Efeito perverso é a conseqüência não desejada de uma ação com objetivos desejados.
Efeito perverso é o resultado efetivo dos problemas da cidade que decorrem de planejamentos incompletos e não da falta de planejamento.
A evidência mais recente está na ação dos "flanelinhas" no centro da cidade, cobrando por hora dos motoristas que estacionam em vias permitidas.
Logo surgem os "especialistas", ouvidos pela mídia, que divulga sua opinião de que o problema decorre da falta de uma política de estacionamentos. E são feitas as mesmas velhas colocações de que a rua é dos pedestres, que é um absurdo permitir o estacionamento na via pública etc.
A "política" de estacionamentos tem sido a de eliminar as vagas nas vias públicas, na suposição de que com essas limitações, além de melhorar a fluidez, se estimula a transferência das pessoas do carro particular para o transporte coletivo.

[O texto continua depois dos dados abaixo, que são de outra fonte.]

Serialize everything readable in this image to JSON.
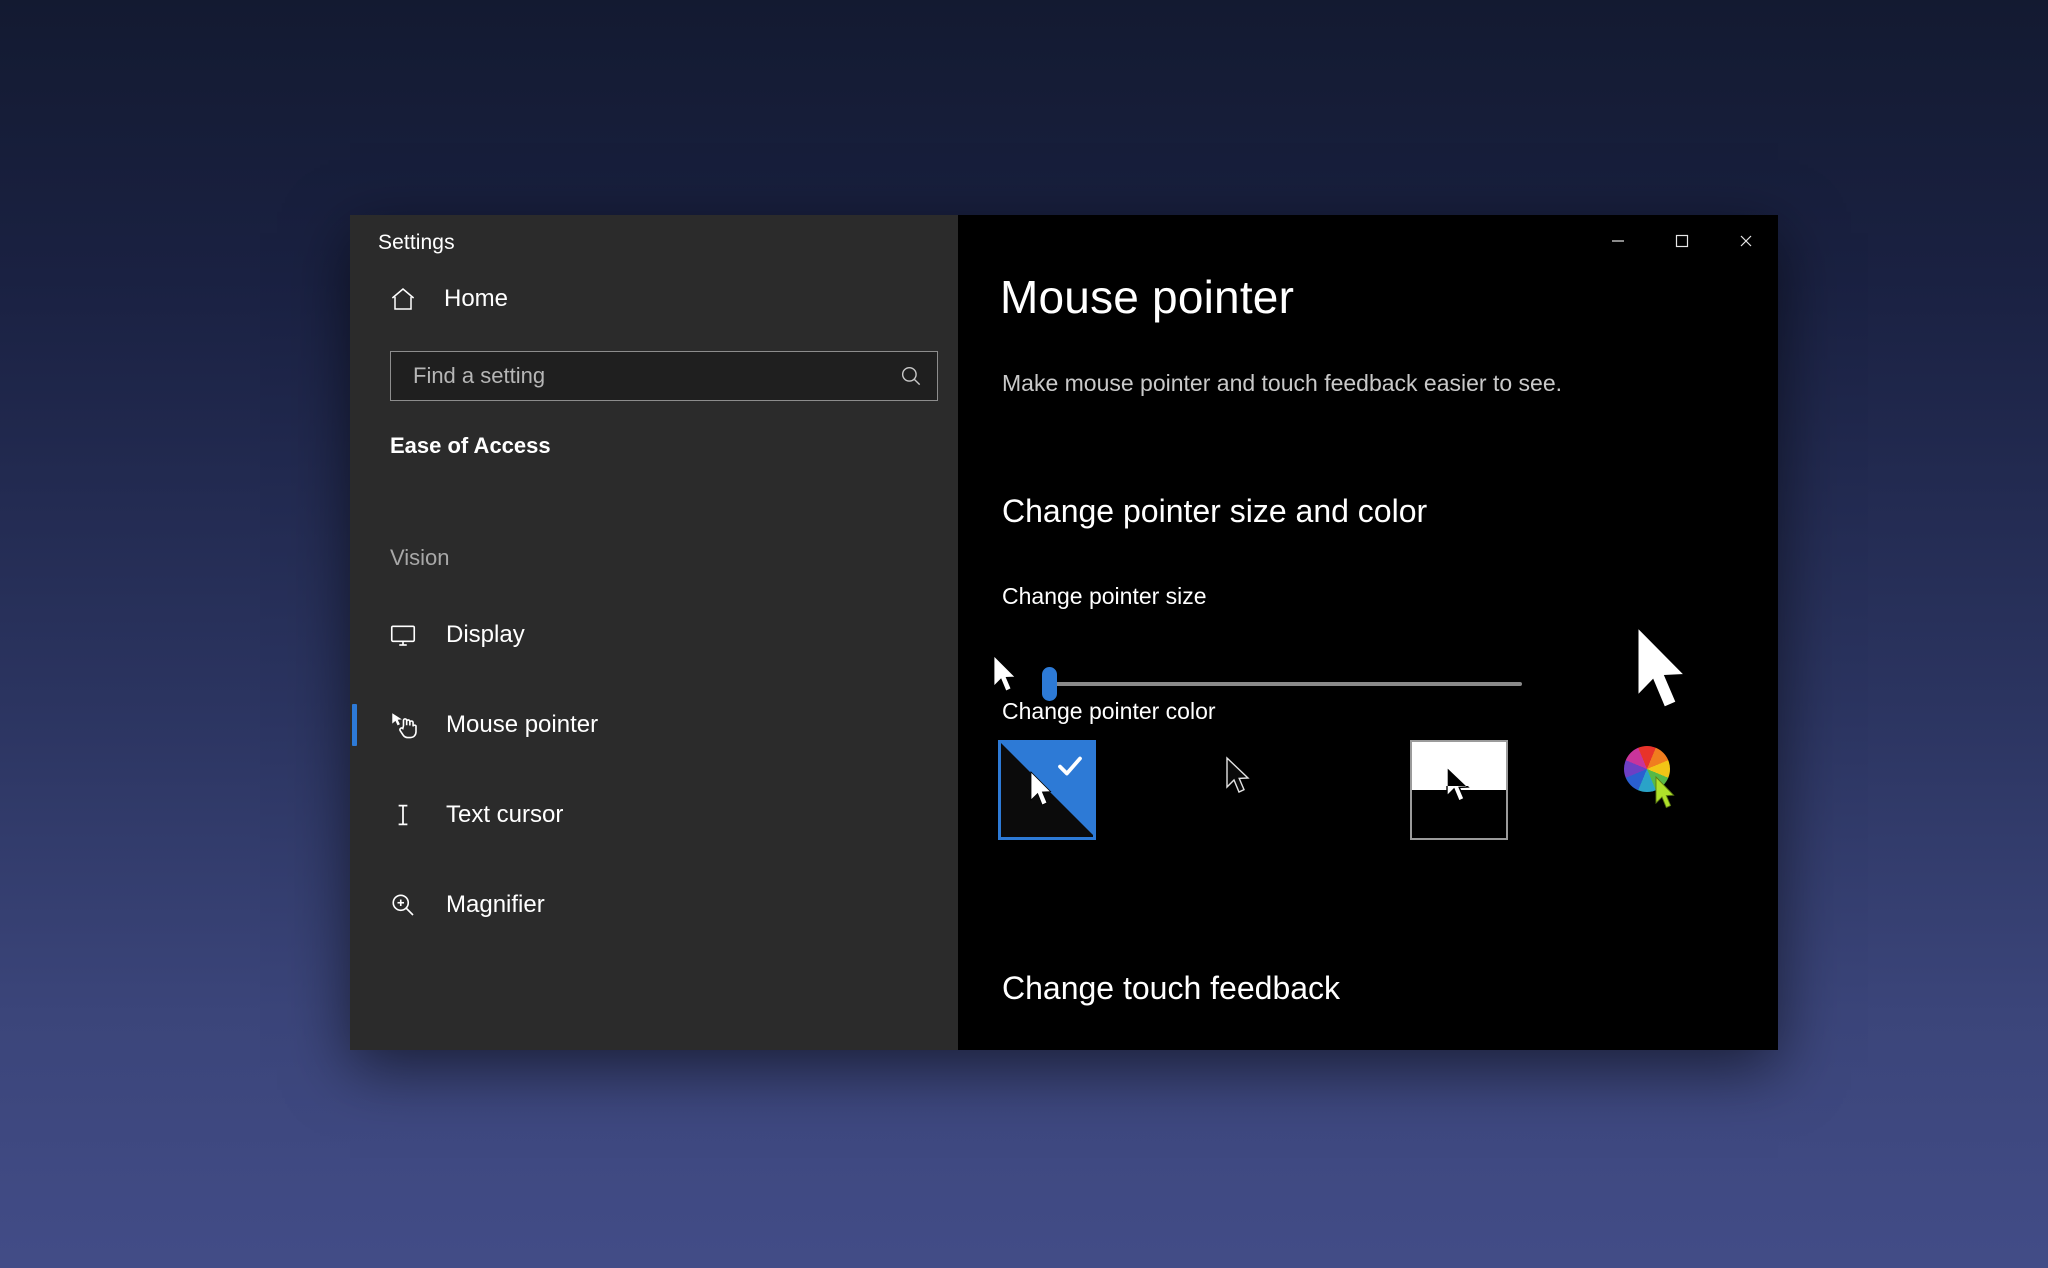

Ao não se conseguir transferir, mantém-se a demanda e os flanelinhas adonam-se da pequena oferta disponível.
Se os flanelinhas estão cobrando por hora há, efetivamente, um erro. Os locais deveriam ter o estacionamento rotativo (Zona Azul) e não o sem limites de horários. Ou proibido.
E por que não é proibido? Pela pressão dos comerciantes.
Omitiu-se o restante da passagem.